On New York City's ESPN-owned WEPN, Mike Tirico originally aired only for its first hour, followed by Smith's local show from 2–3 pm and his national show from 3–4 pm; following Smith's departure, Tirico & Van Pelt began airing in the country's largest market in its entirety, with Michael Kay adding another hour, taking over Smith's national hour. In January 2009, Kay's show expanded earlier again, to 2 pm, truncating T&VP back to one hour in the New York market.

As part of a programming overhaul, ESPN Radio moved Tirico & Van Pelt from its 1–3 pm Eastern slot to 2–4 pm Eastern on March 16, 2009, discontinuing Van Pelt's solo hour. The show currently does not air in New York, but does air in Los Angeles and for one hour in Chicago.

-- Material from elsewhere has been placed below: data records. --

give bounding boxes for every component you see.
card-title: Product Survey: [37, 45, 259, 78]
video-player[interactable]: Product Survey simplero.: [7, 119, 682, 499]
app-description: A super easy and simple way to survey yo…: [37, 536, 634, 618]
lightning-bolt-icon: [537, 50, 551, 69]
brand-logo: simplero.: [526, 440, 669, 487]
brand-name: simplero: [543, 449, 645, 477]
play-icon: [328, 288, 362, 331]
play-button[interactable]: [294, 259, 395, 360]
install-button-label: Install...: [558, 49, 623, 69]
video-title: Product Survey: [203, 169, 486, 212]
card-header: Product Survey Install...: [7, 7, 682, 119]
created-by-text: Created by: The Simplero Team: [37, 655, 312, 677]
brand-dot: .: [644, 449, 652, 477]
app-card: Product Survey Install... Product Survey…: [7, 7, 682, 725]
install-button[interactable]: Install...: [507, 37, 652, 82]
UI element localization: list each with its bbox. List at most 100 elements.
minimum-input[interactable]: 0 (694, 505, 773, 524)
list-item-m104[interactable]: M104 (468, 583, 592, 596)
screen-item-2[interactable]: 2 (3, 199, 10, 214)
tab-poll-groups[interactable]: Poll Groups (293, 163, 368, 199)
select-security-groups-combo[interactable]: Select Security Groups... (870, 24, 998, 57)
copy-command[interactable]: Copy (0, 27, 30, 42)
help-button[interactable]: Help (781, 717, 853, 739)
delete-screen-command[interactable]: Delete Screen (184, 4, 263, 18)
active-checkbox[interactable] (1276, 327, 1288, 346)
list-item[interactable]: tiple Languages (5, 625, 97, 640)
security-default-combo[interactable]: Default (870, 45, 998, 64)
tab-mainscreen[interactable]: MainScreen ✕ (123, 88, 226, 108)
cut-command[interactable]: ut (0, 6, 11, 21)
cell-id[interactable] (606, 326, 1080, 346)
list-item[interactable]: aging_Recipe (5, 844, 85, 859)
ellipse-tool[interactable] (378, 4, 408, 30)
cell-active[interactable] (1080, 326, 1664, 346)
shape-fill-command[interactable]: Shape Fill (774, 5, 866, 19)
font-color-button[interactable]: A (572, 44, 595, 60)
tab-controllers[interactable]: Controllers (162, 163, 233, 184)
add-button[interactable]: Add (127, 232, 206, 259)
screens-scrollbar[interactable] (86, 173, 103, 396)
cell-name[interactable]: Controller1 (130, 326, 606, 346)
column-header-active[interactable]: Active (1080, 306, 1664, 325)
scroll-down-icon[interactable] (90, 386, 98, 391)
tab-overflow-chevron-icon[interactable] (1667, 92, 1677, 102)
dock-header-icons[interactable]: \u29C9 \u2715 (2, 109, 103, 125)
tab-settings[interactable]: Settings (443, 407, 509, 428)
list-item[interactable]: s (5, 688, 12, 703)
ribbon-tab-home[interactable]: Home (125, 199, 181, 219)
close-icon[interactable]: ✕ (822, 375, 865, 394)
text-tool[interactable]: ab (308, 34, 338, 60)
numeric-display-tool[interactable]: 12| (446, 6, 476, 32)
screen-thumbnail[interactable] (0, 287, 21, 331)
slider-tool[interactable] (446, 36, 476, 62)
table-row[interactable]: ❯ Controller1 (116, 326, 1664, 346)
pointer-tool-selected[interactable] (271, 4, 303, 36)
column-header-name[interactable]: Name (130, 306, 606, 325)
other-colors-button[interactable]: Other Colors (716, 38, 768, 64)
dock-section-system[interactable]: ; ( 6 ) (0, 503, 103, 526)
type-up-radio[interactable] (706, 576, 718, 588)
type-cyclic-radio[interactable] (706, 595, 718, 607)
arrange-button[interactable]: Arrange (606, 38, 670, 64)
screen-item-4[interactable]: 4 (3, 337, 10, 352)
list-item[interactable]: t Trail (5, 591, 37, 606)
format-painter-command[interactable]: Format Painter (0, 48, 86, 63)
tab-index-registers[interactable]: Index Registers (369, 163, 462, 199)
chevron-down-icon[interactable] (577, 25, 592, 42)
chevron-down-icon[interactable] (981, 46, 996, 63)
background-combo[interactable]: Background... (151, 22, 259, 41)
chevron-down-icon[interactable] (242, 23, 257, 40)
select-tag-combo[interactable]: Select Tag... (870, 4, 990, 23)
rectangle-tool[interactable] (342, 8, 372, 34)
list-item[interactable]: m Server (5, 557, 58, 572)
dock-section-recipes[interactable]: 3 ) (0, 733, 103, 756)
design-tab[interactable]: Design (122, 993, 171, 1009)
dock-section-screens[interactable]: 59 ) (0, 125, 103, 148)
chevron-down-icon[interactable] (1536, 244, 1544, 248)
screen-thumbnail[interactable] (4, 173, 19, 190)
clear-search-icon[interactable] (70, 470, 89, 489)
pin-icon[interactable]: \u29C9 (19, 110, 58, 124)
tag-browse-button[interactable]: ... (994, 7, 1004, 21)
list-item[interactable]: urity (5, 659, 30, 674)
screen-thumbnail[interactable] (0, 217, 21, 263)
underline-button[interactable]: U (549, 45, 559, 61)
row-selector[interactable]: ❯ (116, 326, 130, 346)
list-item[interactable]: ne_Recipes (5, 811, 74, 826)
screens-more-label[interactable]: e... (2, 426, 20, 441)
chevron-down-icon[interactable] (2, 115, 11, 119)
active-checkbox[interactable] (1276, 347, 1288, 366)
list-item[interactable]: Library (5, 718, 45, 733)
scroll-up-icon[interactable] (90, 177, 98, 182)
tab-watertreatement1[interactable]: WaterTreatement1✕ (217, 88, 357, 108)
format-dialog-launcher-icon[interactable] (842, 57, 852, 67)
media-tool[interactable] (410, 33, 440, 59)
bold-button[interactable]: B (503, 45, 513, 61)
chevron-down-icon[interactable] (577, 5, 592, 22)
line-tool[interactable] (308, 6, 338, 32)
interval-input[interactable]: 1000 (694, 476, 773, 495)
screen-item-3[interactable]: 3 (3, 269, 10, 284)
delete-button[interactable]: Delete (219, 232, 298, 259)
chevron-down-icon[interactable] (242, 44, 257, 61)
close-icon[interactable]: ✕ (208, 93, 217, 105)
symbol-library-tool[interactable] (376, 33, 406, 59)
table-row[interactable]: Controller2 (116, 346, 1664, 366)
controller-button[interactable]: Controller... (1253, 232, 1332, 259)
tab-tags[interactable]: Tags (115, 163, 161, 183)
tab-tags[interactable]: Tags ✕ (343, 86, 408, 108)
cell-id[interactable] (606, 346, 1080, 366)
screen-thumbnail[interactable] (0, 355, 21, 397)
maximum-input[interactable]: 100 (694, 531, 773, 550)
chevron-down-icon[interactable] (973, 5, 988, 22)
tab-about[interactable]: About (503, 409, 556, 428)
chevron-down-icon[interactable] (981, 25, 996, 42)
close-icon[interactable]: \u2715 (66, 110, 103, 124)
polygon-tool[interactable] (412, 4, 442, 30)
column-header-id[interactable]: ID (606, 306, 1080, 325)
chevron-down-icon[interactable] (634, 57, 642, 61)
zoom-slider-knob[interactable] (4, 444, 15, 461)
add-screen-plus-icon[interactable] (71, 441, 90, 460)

Former logo when Scott Van Pelt co-hosted with Ryen Russillo

As of the 2008 NFL football season, Carl Brutananadilewski, a popular character on the Adult Swim animated television series Aqua Teen Hunger Force (currently titled Aqua Teen Hunger Force Forever), has made appearances on The Scott Van Pelt Show. In a segment on Friday afternoons, Carl picks one NFL game's winner every week known as "Carl's Stone Cold Lock of the Century ... of the Week". Meatwad has also introduced Van Pelt's weekly NCAA and NFL football picks. Pictures of Meatwad, Master Shake, and Frylock can be seen on the main desk of Van Pelt's radio show when it is shown on ESPN television networks. A custom Aqua Teen calendar can be seen as well, featuring pictures of Carl posing on the hood of muscle cars.

==On television==
All three hours of the show (1–4 pm Eastern) aired each day on ESPNEWS. Following Russillo’s departure and Will Cain taking over the show, that timeslot moved to 3—6 pm ET with The Stephen A. Smith Show taking over most of the former timeslot in August 2018.